Here’s how the radio show describes the essay:
Nearly every word of this essay about cultural borrowing and reworking
was stolen — er, appropriated — from some other source and then cobbled
together with a big dose of Lethem magic to form a cohesive whole. Even
the “I”s aren’t Jonathan Lethem; they’re Jonathan Rosen writing in The Talmud and the Internet about John Donne, or William Gibson in a Wired article about William Burroughs, or David Foster Wallace on a grad school seminar, or Brian Wilson in a Beach Boys song.
But
this is more than a stunt. It’s a passionate salvo in the copyright
wars, a crowd of voices coralled together to say, basically: without
borrowing, stealing, cribbing, remixing, mashing-up, collaging and
compiling — without influences great and small, in other words — there
is no “creating.” No hip hop, sure, but also no blues, no Disney, no
Shakespeare. No Lolita or “I have a dream.” We’d be reduced to staring at campfires and barking at one another.
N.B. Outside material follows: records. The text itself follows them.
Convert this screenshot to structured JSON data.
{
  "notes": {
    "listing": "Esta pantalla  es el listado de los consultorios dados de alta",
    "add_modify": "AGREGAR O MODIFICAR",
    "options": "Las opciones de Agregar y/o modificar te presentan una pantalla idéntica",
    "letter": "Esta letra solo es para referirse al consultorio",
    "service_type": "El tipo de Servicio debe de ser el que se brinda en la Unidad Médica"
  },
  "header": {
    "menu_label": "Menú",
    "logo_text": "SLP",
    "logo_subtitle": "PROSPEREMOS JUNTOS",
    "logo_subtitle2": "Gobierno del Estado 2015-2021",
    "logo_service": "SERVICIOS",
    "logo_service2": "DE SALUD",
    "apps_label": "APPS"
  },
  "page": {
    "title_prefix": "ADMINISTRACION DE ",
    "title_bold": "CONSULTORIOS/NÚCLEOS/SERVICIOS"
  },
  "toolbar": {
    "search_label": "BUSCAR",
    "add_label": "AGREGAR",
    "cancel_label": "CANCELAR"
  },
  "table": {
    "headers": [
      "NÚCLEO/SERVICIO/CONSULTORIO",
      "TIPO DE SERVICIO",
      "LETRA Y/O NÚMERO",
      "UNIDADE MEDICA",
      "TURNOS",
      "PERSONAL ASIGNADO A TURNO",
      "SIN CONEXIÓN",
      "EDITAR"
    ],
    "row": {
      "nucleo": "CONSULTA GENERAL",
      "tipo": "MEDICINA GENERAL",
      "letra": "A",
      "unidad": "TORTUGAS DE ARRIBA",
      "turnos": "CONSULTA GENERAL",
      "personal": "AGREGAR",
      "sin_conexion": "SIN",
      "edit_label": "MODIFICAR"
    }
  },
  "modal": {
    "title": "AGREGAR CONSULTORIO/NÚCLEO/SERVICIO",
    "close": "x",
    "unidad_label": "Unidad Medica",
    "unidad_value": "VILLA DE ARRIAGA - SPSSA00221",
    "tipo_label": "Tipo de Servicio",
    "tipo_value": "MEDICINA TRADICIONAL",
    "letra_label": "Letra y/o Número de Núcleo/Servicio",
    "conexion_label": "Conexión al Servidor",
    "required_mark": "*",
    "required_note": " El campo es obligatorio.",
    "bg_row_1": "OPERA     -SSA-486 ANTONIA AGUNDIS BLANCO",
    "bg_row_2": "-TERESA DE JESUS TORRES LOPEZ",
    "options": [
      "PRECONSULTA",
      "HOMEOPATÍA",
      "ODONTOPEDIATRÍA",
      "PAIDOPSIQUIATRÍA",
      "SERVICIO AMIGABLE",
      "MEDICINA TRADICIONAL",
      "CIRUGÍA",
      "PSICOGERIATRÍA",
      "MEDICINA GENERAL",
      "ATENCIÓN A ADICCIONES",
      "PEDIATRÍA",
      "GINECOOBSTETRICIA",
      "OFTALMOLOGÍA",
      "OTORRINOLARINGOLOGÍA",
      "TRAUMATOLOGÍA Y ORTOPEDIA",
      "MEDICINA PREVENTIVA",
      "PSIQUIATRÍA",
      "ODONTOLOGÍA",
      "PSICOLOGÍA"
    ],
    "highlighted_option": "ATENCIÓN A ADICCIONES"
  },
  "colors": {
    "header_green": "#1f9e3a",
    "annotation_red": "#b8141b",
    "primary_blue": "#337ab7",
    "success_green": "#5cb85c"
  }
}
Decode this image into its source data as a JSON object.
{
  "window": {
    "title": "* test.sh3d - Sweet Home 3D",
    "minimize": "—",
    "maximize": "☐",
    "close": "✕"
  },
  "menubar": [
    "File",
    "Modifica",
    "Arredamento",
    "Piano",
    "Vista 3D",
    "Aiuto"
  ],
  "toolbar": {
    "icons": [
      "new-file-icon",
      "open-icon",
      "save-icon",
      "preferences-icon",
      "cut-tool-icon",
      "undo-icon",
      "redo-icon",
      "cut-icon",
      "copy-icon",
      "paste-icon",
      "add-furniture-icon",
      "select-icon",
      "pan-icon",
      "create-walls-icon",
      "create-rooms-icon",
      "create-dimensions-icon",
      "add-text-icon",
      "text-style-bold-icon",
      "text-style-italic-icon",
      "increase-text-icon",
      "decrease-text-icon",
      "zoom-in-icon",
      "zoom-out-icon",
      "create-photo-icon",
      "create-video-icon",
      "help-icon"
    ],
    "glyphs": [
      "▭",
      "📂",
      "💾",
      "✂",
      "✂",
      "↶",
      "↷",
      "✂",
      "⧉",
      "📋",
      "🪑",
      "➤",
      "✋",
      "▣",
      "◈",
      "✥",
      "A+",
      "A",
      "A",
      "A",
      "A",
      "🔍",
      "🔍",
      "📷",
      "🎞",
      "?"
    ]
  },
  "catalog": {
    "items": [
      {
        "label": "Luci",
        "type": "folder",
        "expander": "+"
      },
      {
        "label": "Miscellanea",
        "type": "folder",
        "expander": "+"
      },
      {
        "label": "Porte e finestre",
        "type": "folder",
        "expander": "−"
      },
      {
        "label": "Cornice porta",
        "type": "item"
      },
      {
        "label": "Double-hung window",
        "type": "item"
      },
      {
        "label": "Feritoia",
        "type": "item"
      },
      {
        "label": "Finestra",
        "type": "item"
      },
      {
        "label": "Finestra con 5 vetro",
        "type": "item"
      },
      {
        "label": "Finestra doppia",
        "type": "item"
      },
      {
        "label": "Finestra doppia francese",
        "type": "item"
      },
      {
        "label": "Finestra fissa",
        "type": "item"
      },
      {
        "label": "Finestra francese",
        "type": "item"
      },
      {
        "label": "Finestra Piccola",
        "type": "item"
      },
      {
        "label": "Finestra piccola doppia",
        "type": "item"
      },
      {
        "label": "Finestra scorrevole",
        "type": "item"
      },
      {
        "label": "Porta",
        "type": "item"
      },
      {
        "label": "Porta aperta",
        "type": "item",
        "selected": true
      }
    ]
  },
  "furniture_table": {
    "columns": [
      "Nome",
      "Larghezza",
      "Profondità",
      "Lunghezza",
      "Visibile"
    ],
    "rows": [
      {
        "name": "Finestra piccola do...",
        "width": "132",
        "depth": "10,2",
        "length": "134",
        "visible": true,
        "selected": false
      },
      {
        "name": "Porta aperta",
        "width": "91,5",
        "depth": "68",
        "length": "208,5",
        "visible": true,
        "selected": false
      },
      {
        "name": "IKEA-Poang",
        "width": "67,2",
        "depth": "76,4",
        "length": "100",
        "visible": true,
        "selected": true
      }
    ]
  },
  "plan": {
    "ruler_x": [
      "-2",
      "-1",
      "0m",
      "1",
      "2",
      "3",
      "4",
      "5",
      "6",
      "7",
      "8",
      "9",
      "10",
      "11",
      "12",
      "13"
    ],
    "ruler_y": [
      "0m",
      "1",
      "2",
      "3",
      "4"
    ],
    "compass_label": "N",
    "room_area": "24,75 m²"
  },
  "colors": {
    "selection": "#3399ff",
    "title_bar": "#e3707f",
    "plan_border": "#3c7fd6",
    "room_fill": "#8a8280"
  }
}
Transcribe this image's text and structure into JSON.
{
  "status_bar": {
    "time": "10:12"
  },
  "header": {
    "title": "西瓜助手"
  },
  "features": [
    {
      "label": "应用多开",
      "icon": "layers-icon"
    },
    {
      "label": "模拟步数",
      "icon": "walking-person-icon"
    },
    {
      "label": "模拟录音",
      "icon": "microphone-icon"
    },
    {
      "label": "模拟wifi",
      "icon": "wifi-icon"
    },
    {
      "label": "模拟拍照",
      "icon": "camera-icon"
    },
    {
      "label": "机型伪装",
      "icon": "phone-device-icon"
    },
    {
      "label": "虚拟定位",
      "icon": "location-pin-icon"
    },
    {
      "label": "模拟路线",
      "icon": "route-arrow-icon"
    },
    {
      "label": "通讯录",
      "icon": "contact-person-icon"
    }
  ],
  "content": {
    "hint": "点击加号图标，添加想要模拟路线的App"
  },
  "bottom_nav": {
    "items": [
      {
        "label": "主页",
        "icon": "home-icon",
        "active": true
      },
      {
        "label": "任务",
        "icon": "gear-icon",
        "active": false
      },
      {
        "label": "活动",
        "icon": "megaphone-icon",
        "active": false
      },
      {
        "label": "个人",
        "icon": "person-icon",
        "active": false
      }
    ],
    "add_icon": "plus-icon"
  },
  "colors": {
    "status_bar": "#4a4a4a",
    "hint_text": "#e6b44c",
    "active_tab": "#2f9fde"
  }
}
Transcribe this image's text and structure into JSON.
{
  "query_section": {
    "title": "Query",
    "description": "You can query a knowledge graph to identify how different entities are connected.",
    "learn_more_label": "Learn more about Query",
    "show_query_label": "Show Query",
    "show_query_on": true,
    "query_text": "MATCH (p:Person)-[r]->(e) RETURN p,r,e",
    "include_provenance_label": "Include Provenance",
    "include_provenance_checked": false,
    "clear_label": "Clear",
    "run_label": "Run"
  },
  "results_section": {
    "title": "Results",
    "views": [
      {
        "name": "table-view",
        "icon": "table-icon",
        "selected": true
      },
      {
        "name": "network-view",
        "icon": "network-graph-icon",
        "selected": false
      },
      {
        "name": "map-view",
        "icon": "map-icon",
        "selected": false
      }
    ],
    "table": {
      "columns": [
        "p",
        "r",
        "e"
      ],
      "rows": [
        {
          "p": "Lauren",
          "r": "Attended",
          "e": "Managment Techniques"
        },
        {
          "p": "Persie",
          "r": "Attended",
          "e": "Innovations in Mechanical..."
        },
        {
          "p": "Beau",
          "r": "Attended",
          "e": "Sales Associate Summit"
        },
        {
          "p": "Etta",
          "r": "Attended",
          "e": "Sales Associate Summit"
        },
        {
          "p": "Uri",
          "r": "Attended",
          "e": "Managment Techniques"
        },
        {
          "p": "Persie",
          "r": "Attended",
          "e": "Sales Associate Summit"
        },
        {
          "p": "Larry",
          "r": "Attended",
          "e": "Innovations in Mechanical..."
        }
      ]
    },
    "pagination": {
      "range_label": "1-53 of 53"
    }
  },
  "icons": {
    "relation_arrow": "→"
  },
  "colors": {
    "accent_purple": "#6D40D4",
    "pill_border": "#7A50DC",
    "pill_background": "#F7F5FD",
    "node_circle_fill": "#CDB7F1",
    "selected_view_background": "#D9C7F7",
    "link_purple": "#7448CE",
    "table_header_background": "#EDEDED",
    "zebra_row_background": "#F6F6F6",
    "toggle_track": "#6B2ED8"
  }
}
It’s a fascinating take on remix culture, what it means to use source material, and the Book of Ecclesiastes (or at least the first part, you know, about the stuff under the sun?).
I didn’t quite get it when I first read it, but listening to him talk about it in this podcast really was an intellectual treat. I hope you enjoy both the essay and the explication.
The takeaway for me? I’m not sure. I’m still digesting. You?